Deal to Avert ‘Fiscal Cliff’ Proves Elusive

Washington (AP) —

The deal in Congress to avert the “fiscal cliff” was proving elusive Sunday as a deadline to avert tax hikes on virtually every American worker and block sweeping spending cuts set to strike the Defense Department and other federal agencies grew perilously near.

Senate Majority Leader Harry Reid and Senate Republican leader Mitch McConnell remained at odds on such key issues as the income threshold for higher tax rates and how to deal with inheritance taxes, among other issues. McConnell complained that Reid had yet to respond to a Republican offer made Saturday evening and reached out to Vice President Joe Biden, a longtime friend and former senator, in hopes of breaking the impasse.

One sign of progress came as Republicans withdrew a long-discussed proposal to slow future cost-of-living increases for Social Security recipients as part of a compromise to avoid the cliff. Democrats said earlier Sunday that proposal had put a damper on the talks, and Republican senators emerging from a closed-door caucus meeting said it is no longer part of the equation.

“I was really gratified to hear that Republicans have taken their demand for Social Security benefit cuts off the table. The truth is they should never have been on the table to begin with,” Reid said late Sunday afternoon. “There is still significant distance between the two sides, but negotiations continue.”

At stake are sweeping tax hikes and across-the-board spending cuts set to take effect at the turn of the year. Taken together, they’ve been dubbed the fiscal cliff, and economists warn the one-two punch — which leaders in both parties have said they want to avoid — could result in a big jump in employment, turmoil in financial markets and send the still-fragile economy back into recession.

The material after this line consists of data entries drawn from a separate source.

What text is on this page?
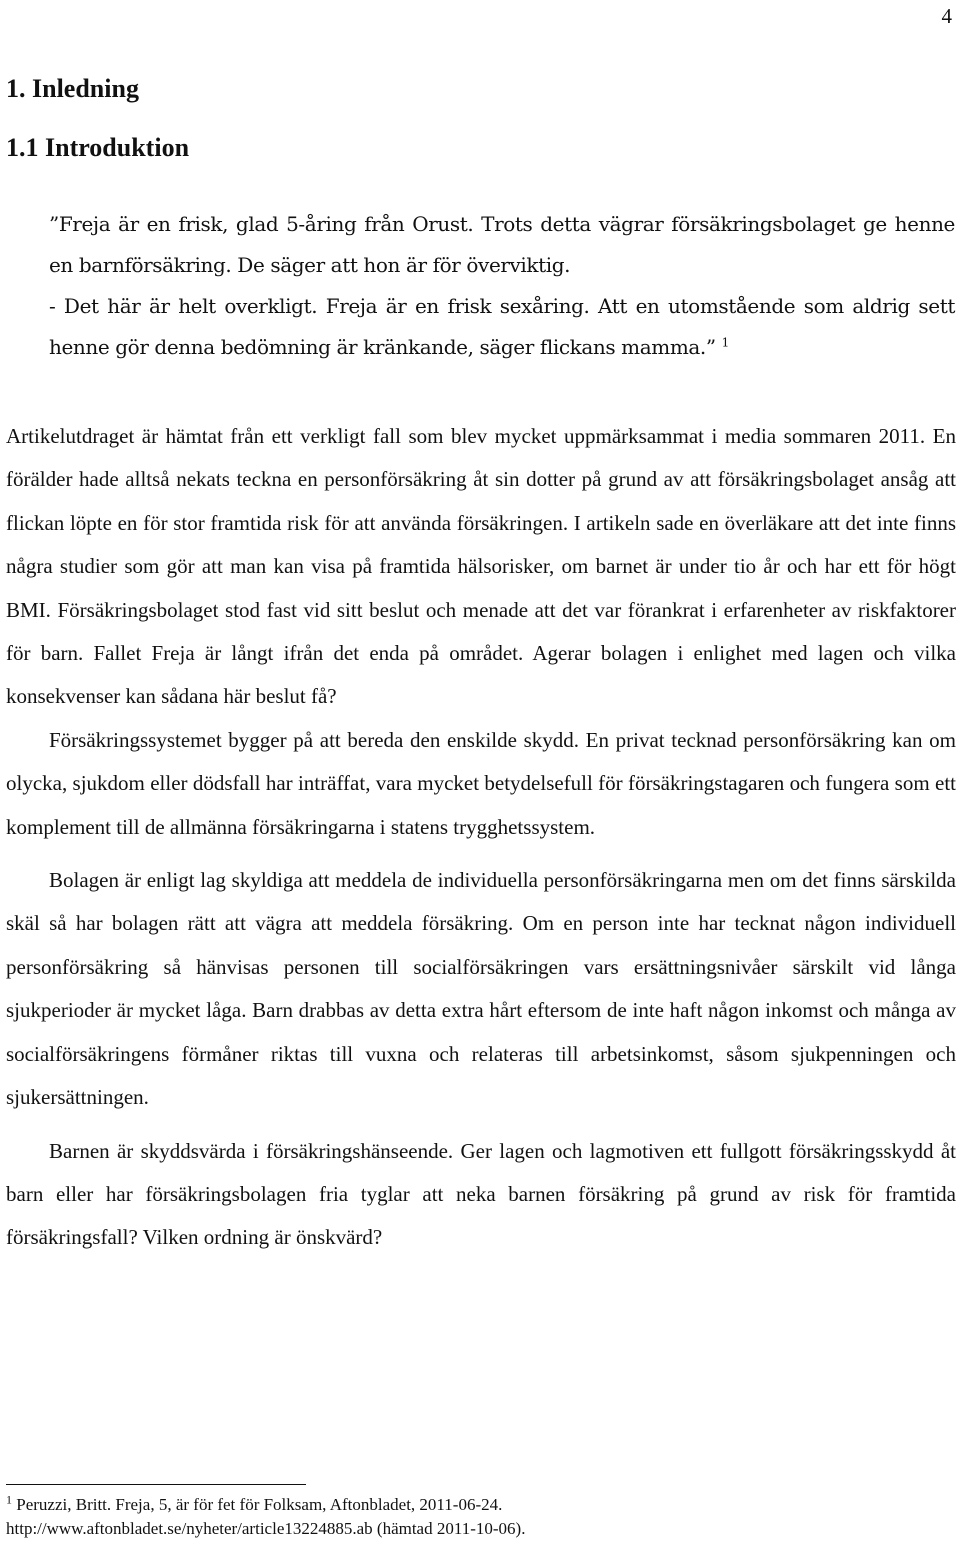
4
1. Inledning
1.1 Introduktion

”Freja är en frisk, glad 5-åring från Orust. Trots detta vägrar försäkringsbolaget ge henne en barnförsäkring. De säger att hon är för överviktig.

- Det här är helt overkligt. Freja är en frisk sexåring. Att en utomstående som aldrig sett henne gör denna bedömning är kränkande, säger flickans mamma.” $^1$

Artikelutdraget är hämtat från ett verkligt fall som blev mycket uppmärksammat i media sommaren 2011. En förälder hade alltså nekats teckna en personförsäkring åt sin dotter på grund av att försäkringsbolaget ansåg att flickan löpte en för stor framtida risk för att använda försäkringen. I artikeln sade en överläkare att det inte finns några studier som gör att man kan visa på framtida hälsorisker, om barnet är under tio år och har ett för högt BMI. Försäkringsbolaget stod fast vid sitt beslut och menade att det var förankrat i erfarenheter av riskfaktorer för barn. Fallet Freja är långt ifrån det enda på området. Agerar bolagen i enlighet med lagen och vilka konsekvenser kan sådana här beslut få?

Försäkringssystemet bygger på att bereda den enskilde skydd. En privat tecknad personförsäkring kan om olycka, sjukdom eller dödsfall har inträffat, vara mycket betydelsefull för försäkringstagaren och fungera som ett komplement till de allmänna försäkringarna i statens trygghetssystem.

Bolagen är enligt lag skyldiga att meddela de individuella personförsäkringarna men om det finns särskilda skäl så har bolagen rätt att vägra att meddela försäkring. Om en person inte har tecknat någon individuell personförsäkring så hänvisas personen till socialförsäkringen vars ersättningsnivåer särskilt vid långa sjukperioder är mycket låga. Barn drabbas av detta extra hårt eftersom de inte haft någon inkomst och många av socialförsäkringens förmåner riktas till vuxna och relateras till arbetsinkomst, såsom sjukpenningen och sjukersättningen.

Barnen är skyddsvärda i försäkringshänseende. Ger lagen och lagmotiven ett fullgott försäkringsskydd åt barn eller har försäkringsbolagen fria tyglar att neka barnen försäkring på grund av risk för framtida försäkringsfall? Vilken ordning är önskvärd?

$^1$ Peruzzi, Britt. Freja, 5, är för fet för Folksam, Aftonbladet, 2011-06-24.

http://www.aftonbladet.se/nyheter/article13224885.ab (hämtad 2011-10-06).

The U.S. faces the fiscal cliff because the tax rate cuts enacted in 2001 and 2003 during President George W. Bush’s administration expire on Dec. 31. The pending across-the-board reductions in government spending, which will slice money out of everything from social programs to the military, were put in place last year as an incentive to both parties to find ways to cut spending. That solution grew out of the two parties’ inability in 2011 to agree to a grand bargain that would have taken a big bite out of the deficit.

Unless Obama and Congress act to stop them, about $536 billion in tax increases, touching nearly all Americans, will begin to take effect in January. That will be coupled with about $110 billion in spending cuts, about 8 percent of the annual budgets for most federal departments.

Sen. Dick Durbin, the No.2 Senate Democrat, said the two sides remained at odds over the income threshold for higher tax rates and tax levels on large estates. Republicans said that Democratic demands for new money to prevent a cut in Medicare payments to doctors and renew jobless benefits for the long-term unemployed should be financed with cuts elsewhere in the budget. Medicare is the government program that provides health care coverage to the elderly.

Republicans also balked at a Democratic proposal to use new tax revenues to shut off the across-the-board spending cuts, known as a sequester in Washington-speak.

Reid said he’s been in frequent contact with President Barack Obama, who in an interview blamed Republicans for putting the shaky U.S. economy at risk.

“We have been talking to the Republicans ever since the election was over,” Obama said in the interview that was taped Saturday and aired Sunday on NBC. ‘‘They have had trouble saying yes to a number of repeated offers.”

“The mood is discouraged,” said Sen. Joe Lieberman, a Connecticut independent who caucuses with Democrats. “The parties are much further apart than I hoped they’d be by now.”

The pessimistic turn came as the House and Senate returned to the Capitol for a rare Sunday session. Reid and McConnell had hoped to have a blueprint to present to their rank and file by mid-afternoon.

“I’m concerned with the lack of urgency here. There’s far too much at stake,” McConnell said. “There is no single issue that remains an impossible sticking point — the sticking point appears to be a willingness, an interest or courage to close the deal.”

Lawmakers have until the new Congress convenes to pass any compromise, and even the calendar matters. Democrats said they had been told House Republicans might reject a deal until after Jan. 1, to avoid a vote to raise taxes before they had technically gone up, and then vote to cut taxes after they had risen.